Temelkuran’s books tend to be bestsellers, and Time of Mute Swans proved no exception. But it is still worth remarking on: a bestseller that sympathizes with Marxist-Leninists and that actually deserved to be titled, as it was in Turkish, Devrim (Revolution). By the end of the book, the coup has happened and much of the cast has died, but Ayşe, Ali, and Ayşe’s family find themselves at a fish restaurant in Perşembe, the parents drinking rakı as the sun glistens over the Black Sea. Ayşe’s grandfather is dying; they’re off to see him, military checkpoints and all, in his last days. A strange optimism is in the air. Swans, for the first time in memory, have flown from Siberia to Turkey’s north coast, and as they flap towards the restaurant Ali directs Ayşe’s dad to take the swan from the car and set it free. It swoops down and skims over the sea with the rest, and the allegory, or so it seems, has found its vexed inspirational close: the dead revolutionaries of the past, reincarnated in the mind of a child as swans, are now liberated by the youthful initiative of the next generation of political actors, extending a bridge from the old left to the new.

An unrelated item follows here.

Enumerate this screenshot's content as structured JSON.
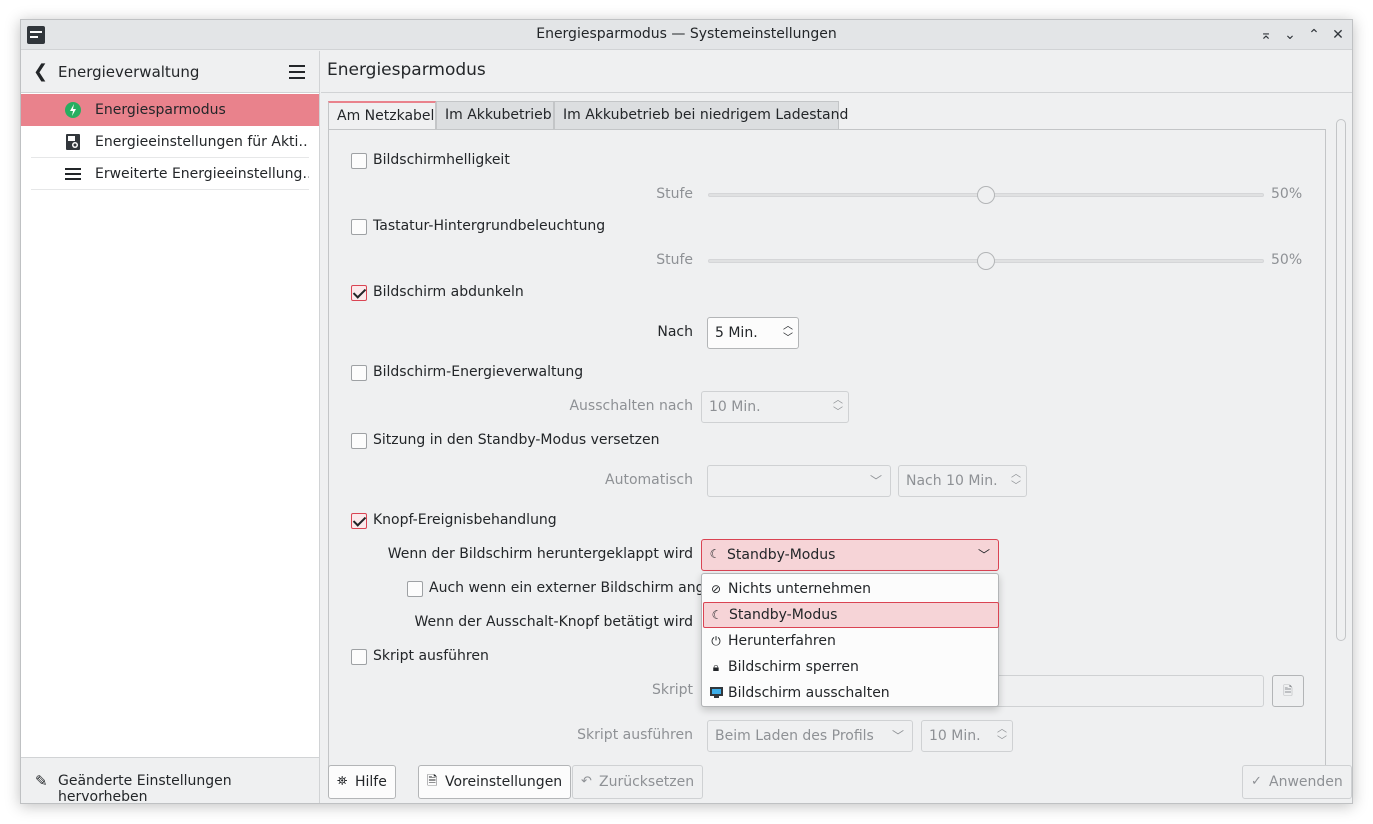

A slogan of the ’70s Turkish left was “to lay claim to the past and march on the future,” and it’s this spirit that the novel captures in its Hollywoodish last movement. It’s curious to note the overlap between what the New Yorker calls “cloying” and the uplift native to much left-activist writing, but one also wonders, with the perplexing tumult of Turkey’s past decade, about the expiration date of the novel’s closing mood. The Time of Mute Swans came out in Turkish in 2015, two years after the Gezi Park protests and the same year that the Peoples’ Democratic Party (HDP) received the best electoral results ever achieved by a party of the Turkish left. Evolving out of an alliance between the Kurdish movement and the post-Gezi left, the HDP confronted Erdoğan with his most serious opposition yet, stretching Europe’s left-populist upsurge from Spain to Turkey, France and Greece notably in between. “The next decade,” Temelkuran wrote in 2015’s Turkey, “will be the decade of the Kurds.”

In the years since Erdoğan responded to predictions like these with a brutal campaign against the Kurdish southeast, shelling cities, executing civilians, and enjoying near-total silence in the Western press until recently, when the onslaught crossed the border into Syria. After the failed 2016 coup, the level of repression exploded, with the HDP’s leadership imprisoned, elected officials tossed out, party offices raided and newspapers shuttered. Around six thousand HDP members now languish in prisons. Yet again the left struggles to survive, and the fate of uplifting endings hangs in the balance.